Best Pathologist in Deakin
Dr Jason Gluch
Pathologist
Dr Elisabeth Amyes
Pathologist
resident training at the Canberra hospital, she commenced training in anatomical pathology in 2013. Elisabeth spent her training time at Gosford hospital for one year, and in our sister laboratory, Douglass Hanly Moir, in Sydney for four years.
Dr Natalie Dixon
Pathologist
2004 and subsequently completed her training in anatomical pathology at the Princess Alexandra Hospital in 2011. She commenced as a consultant pathologist for Sullivan Nicolaides Pathology in mid-2013 and became the Pathologist-in-Charge of the SNP Cairns laboratory in late-2016. A position she held until joining Capital Pathology in August 2021.
Dr Tracey Lu
Pathologist
degree from Fujian Medical University, China in 1986 and worked there when she graduated as a full-time assistant lecturer, researcher and clinical anatomical pathologist for six years before immigrating to New Zealand.
Dr Sumi Ranjit
Pathologist
in India and the UK, obtaining her Diploma in Child Health (DCH) and becoming a Member of the Royal College of Physicians (UK) in 1992. After working in Paediatrics and Paediatric Haematology for eight years in the UK, she moved to Australia in 1999 where she worked as a Registrar in Paediatric and Adult Haematology at Prince of Wales Hospital in Sydney.
Dr Melissa Robbie
Pathologist
training at Queen Victoria Hospital (later Monash Medical Centre), where she entered the Pathology training program.
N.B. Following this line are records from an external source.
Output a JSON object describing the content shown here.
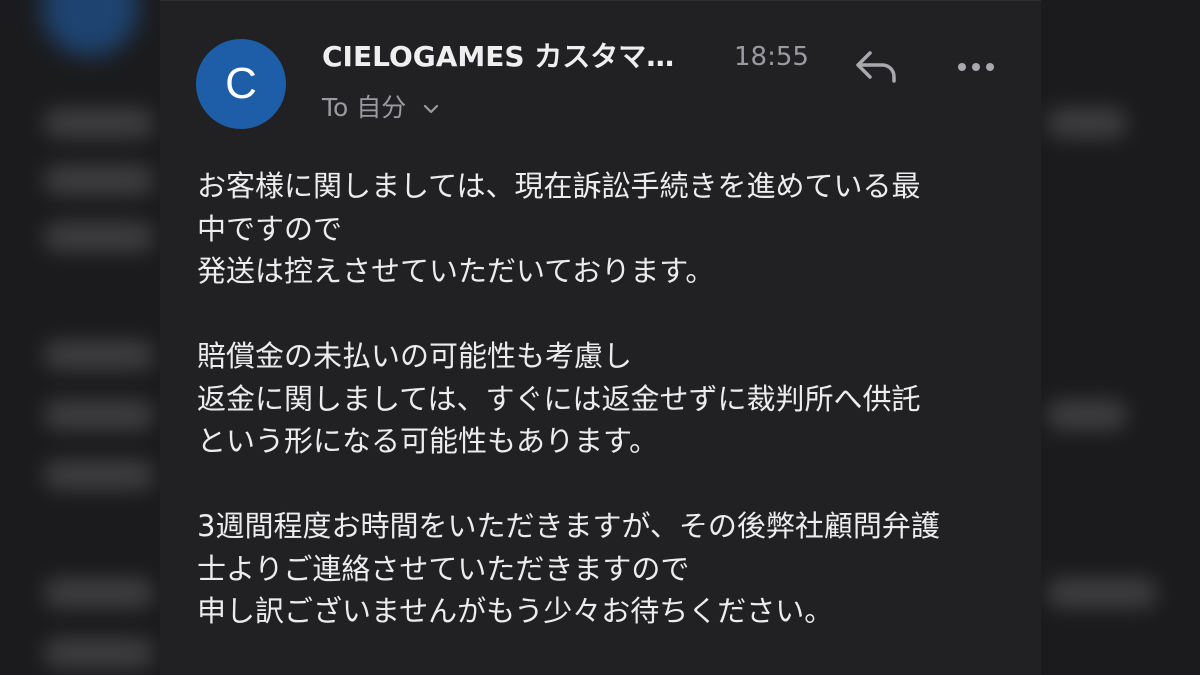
{
  "email": {
    "sender_initial": "C",
    "sender_name": "CIELOGAMES カスタマ…",
    "time": "18:55",
    "recipient_prefix": "To",
    "recipient_name": "自分",
    "reply_icon": "reply-icon",
    "more_icon": "more-icon",
    "avatar_color": "#1e5ea8",
    "body_paragraphs": [
      [
        "お客様に関しましては、現在訴訟手続きを進めている最",
        "中ですので",
        "発送は控えさせていただいております。"
      ],
      [
        "賠償金の未払いの可能性も考慮し",
        "返金に関しましては、すぐには返金せずに裁判所へ供託",
        "という形になる可能性もあります。"
      ],
      [
        "3週間程度お時間をいただきますが、その後弊社顧問弁護",
        "士よりご連絡させていただきますので",
        "申し訳ございませんがもう少々お待ちください。"
      ]
    ]
  }
}
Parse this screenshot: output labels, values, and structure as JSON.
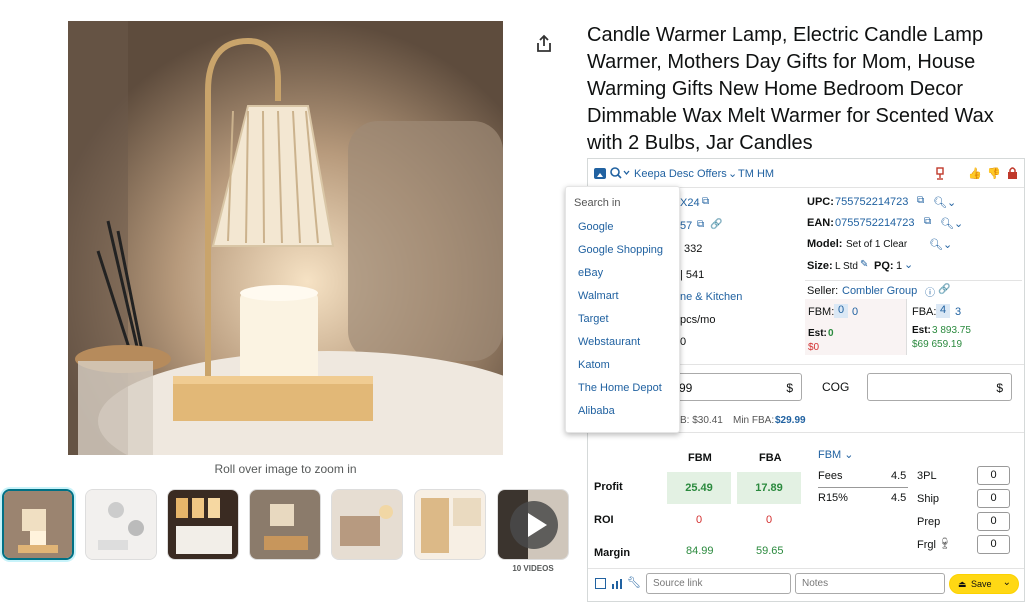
{
  "title": "Candle Warmer Lamp, Electric Candle Lamp Warmer, Mothers Day Gifts for Mom, House Warming Gifts New Home Bedroom Decor Dimmable Wax Melt Warmer for Scented Wax with 2 Bulbs, Jar Candles",
  "gallery": {
    "zoom_hint": "Roll over image to zoom in",
    "videos_label": "10 VIDEOS"
  },
  "toolbar": {
    "links": "Keepa Desc Offers",
    "tm_hm": "TM HM"
  },
  "search_menu": {
    "header": "Search in",
    "items": [
      "Google",
      "Google Shopping",
      "eBay",
      "Walmart",
      "Target",
      "Webstaurant",
      "Katom",
      "The Home Depot",
      "Alibaba"
    ]
  },
  "details": {
    "asin_tail": "X24",
    "ean_tail": "57",
    "rank": "332",
    "reviews": "| 541",
    "category": "ne & Kitchen",
    "sales": "pcs/mo",
    "zero": "0",
    "upc_label": "UPC:",
    "upc": "755752214723",
    "ean_label": "EAN:",
    "ean": "0755752214723",
    "model_label": "Model:",
    "model": "Set of 1 Clear",
    "size_label": "Size:",
    "size": "L Std",
    "pq_label": "PQ:",
    "pq": "1",
    "seller_label": "Seller:",
    "seller": "Combler Group",
    "fbm_label": "FBM:",
    "fbm_a": "0",
    "fbm_b": "0",
    "fbm_est_label": "Est:",
    "fbm_est": "0",
    "fbm_dollar": "$0",
    "fba_label": "FBA:",
    "fba_a": "4",
    "fba_b": "3",
    "fba_est_label": "Est:",
    "fba_est": "3 893.75",
    "fba_dollar": "$69 659.19"
  },
  "pricing": {
    "price_value": "99",
    "currency": "$",
    "cog_label": "COG",
    "cog_currency": "$",
    "min_line_prefix": "B: $30.41",
    "min_fba_label": "Min FBA:",
    "min_fba": "$29.99"
  },
  "profit": {
    "col_fbm": "FBM",
    "col_fba": "FBA",
    "row_profit": "Profit",
    "row_roi": "ROI",
    "row_margin": "Margin",
    "profit_fbm": "25.49",
    "profit_fba": "17.89",
    "roi_fbm": "0",
    "roi_fba": "0",
    "margin_fbm": "84.99",
    "margin_fba": "59.65",
    "fees_header": "FBM",
    "fees_label": "Fees",
    "fees_value": "4.5",
    "r15_label": "R15%",
    "r15_value": "4.5",
    "cost_3pl": "3PL",
    "cost_ship": "Ship",
    "cost_prep": "Prep",
    "cost_frgl": "Frgl",
    "val_3pl": "0",
    "val_ship": "0",
    "val_prep": "0",
    "val_frgl": "0"
  },
  "footer": {
    "source_placeholder": "Source link",
    "notes_placeholder": "Notes",
    "save_label": "Save"
  },
  "colors": {
    "link": "#2162a1",
    "save": "#ffd814",
    "green": "#2b8a3e",
    "red": "#d32f2f"
  }
}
This was followed by further registrar positions at Monash Medical Centre and Dandenong District Hospital. She received her fellowship from the Australian Royal College of Pathologists in 1991 and had her first consultant appointment in the General Pathology Service at Ballarat Base Hospital.
What is pathology?
Pathology as a medical-diagnostic specialty (specialist training) is traditionally operated in the form of a pathobiology for methodological reasons . It deals mainly with the morphologically detectable pathological changes in the body. As such, it consists in a scientific and body-related disease research and pathology . Routine pathological and autopsy diagnostics are primarily based on the assessment of the macroscopic (pathological anatomy ) and light microscopic aspects (histopathology, cytology) of tissues, as well as in the course of scientific and technical progress increasingly with the inclusion of biochemical and molecular biological methods (e.g. detection of changed enzyme activities or changed protein expression with e.g. immunofluorescence or immunohistochemistry ). In research also plays electron microscopy (ultrastructural pathology) a role.
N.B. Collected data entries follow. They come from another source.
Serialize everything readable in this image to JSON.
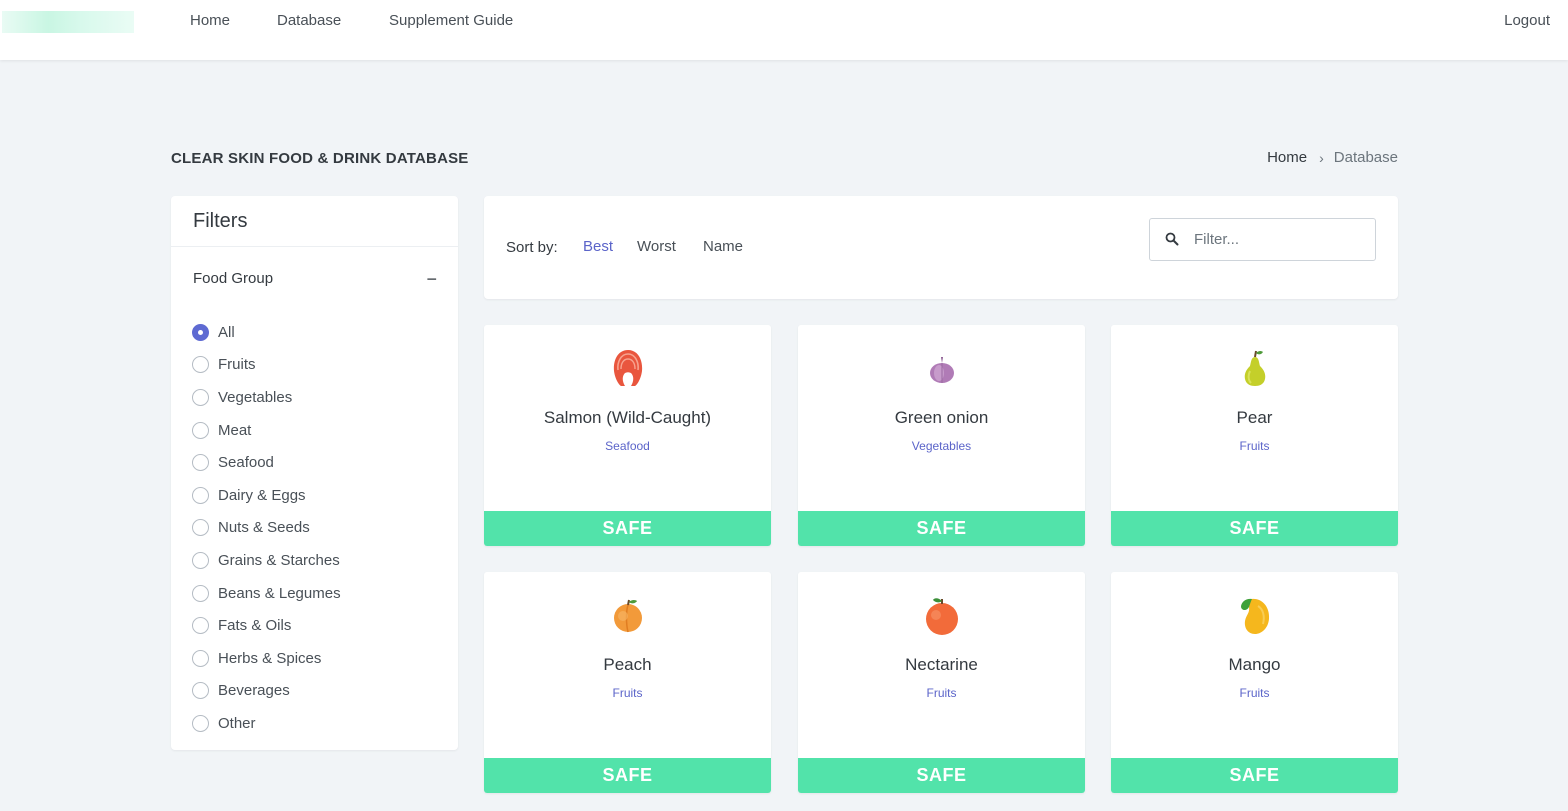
{
  "nav": {
    "home": "Home",
    "database": "Database",
    "guide": "Supplement Guide",
    "logout": "Logout"
  },
  "page": {
    "title": "CLEAR SKIN FOOD & DRINK DATABASE",
    "breadcrumb": {
      "home": "Home",
      "current": "Database"
    }
  },
  "filters": {
    "title": "Filters",
    "group_title": "Food Group",
    "collapse_symbol": "−",
    "options": [
      "All",
      "Fruits",
      "Vegetables",
      "Meat",
      "Seafood",
      "Dairy & Eggs",
      "Nuts & Seeds",
      "Grains & Starches",
      "Beans & Legumes",
      "Fats & Oils",
      "Herbs & Spices",
      "Beverages",
      "Other"
    ],
    "selected": "All"
  },
  "sort": {
    "label": "Sort by:",
    "best": "Best",
    "worst": "Worst",
    "name": "Name",
    "active": "Best",
    "filter_placeholder": "Filter..."
  },
  "cards": [
    {
      "name": "Salmon (Wild-Caught)",
      "group": "Seafood",
      "status": "SAFE",
      "icon": "salmon-icon"
    },
    {
      "name": "Green onion",
      "group": "Vegetables",
      "status": "SAFE",
      "icon": "onion-icon"
    },
    {
      "name": "Pear",
      "group": "Fruits",
      "status": "SAFE",
      "icon": "pear-icon"
    },
    {
      "name": "Peach",
      "group": "Fruits",
      "status": "SAFE",
      "icon": "peach-icon"
    },
    {
      "name": "Nectarine",
      "group": "Fruits",
      "status": "SAFE",
      "icon": "nectarine-icon"
    },
    {
      "name": "Mango",
      "group": "Fruits",
      "status": "SAFE",
      "icon": "mango-icon"
    }
  ],
  "colors": {
    "accent": "#5b64c9",
    "safe": "#52e3aa",
    "background": "#f1f4f7"
  }
}
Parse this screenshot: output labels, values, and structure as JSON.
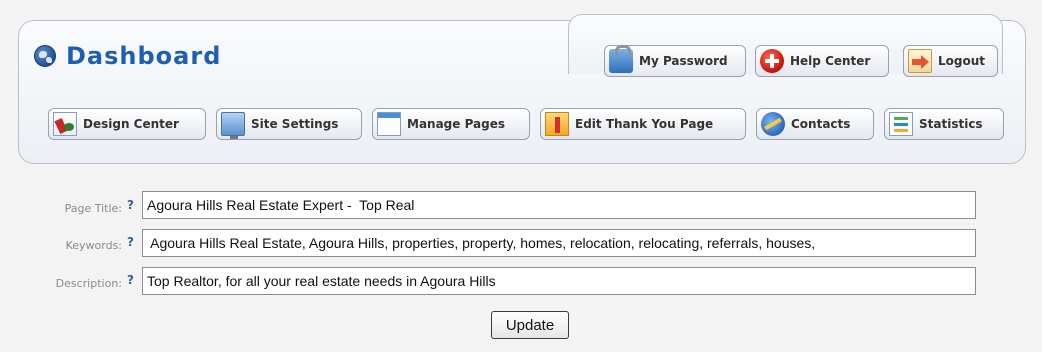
{
  "header": {
    "title": "Dashboard",
    "icon": "globe-icon"
  },
  "account_menu": [
    {
      "label": "My Password",
      "icon": "lock-icon"
    },
    {
      "label": "Help Center",
      "icon": "help-icon"
    },
    {
      "label": "Logout",
      "icon": "logout-icon"
    }
  ],
  "nav": [
    {
      "label": "Design Center",
      "icon": "design-icon"
    },
    {
      "label": "Site Settings",
      "icon": "monitor-icon"
    },
    {
      "label": "Manage Pages",
      "icon": "page-icon"
    },
    {
      "label": "Edit Thank You Page",
      "icon": "folder-bookmark-icon"
    },
    {
      "label": "Contacts",
      "icon": "contacts-icon"
    },
    {
      "label": "Statistics",
      "icon": "statistics-icon"
    }
  ],
  "form": {
    "help_marker": "?",
    "page_title": {
      "label": "Page Title:",
      "value": "Agoura Hills Real Estate Expert -  Top Real"
    },
    "keywords": {
      "label": "Keywords:",
      "value": " Agoura Hills Real Estate, Agoura Hills, properties, property, homes, relocation, relocating, referrals, houses,"
    },
    "description": {
      "label": "Description:",
      "value": "Top Realtor, for all your real estate needs in Agoura Hills"
    },
    "update_label": "Update"
  },
  "colors": {
    "title_blue": "#1f5fb3",
    "help_marker_blue": "#2d5fa8",
    "label_gray": "#8a8a8a"
  }
}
Naturally, procedures and processes that can only be observed or measured in living things (organ function, subjective complaints of the patient, functional complaints without a tangible organic correlate) elude the pathologist. Then the questions of the clinically active doctor to the pathologist are directed.
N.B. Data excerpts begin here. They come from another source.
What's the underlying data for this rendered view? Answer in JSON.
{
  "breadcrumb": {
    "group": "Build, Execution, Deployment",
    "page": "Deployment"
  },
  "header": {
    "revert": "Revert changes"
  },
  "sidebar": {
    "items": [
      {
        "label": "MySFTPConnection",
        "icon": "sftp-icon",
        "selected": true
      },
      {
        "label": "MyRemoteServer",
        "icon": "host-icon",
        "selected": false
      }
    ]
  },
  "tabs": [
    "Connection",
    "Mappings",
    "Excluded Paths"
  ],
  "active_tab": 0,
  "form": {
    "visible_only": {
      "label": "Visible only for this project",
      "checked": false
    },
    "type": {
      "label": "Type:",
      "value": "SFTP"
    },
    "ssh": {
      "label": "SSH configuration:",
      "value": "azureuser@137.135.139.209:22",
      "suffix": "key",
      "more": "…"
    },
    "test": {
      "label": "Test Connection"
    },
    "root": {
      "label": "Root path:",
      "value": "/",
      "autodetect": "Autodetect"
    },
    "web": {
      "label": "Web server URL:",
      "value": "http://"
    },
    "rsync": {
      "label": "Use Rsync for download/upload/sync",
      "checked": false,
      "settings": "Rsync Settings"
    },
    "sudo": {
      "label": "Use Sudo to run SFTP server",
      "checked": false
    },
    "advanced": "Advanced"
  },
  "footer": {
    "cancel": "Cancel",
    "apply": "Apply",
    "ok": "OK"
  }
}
According to the introductory definition and in a broader sense, the term pathology or the prefix is used throughout medicine for pathological or abnormal findings and processes, for example one speaks of a pathological or of psychopathology as the doctrine of the pathological changes in the soul.
What do pathologists really do?
The corpse is already in pathology A permanent mistake by crime writers!Murder victims, for example, belong in forensic medicine or forensic medicine, not in. Not only do many scriptwriters not know this, but also a large part of the population: Only forensic medicine or forensic medicine doctors are involved in solving unnatural deaths.
Today the pathologist works mainly at the microscope , under which he examines sections from diseased tissues. As the dissection activity of the pathologist has decreased, his diagnostic clinical work for patients has come to the fore and now constitutes at least 95% of his work. As a so-called cross-sectional discipline, pathology is a central, clinically-oriented subject. As a specialist, the pathologist works closely with clinicians or doctors in private practice in order to discover diseases at an early stage (prophylaxis), to recognize them when they break out (diagnostics) and to monitor their progress during therapy.
The main tasks are
the macroscopic and microscopic findings of surgical specimens (resected specimens) or of small pieces of tissue that are removed as part of reflections (biopsies)
the microscopic patterning of cells and cell aggregates from body fluids or surfaces on cancer cells or their precursors ( cytologies ).
intraoperative rapid section diagnostics and
the clinical autopsy to clarify clinically unclear diseases and the success failure of a treatment.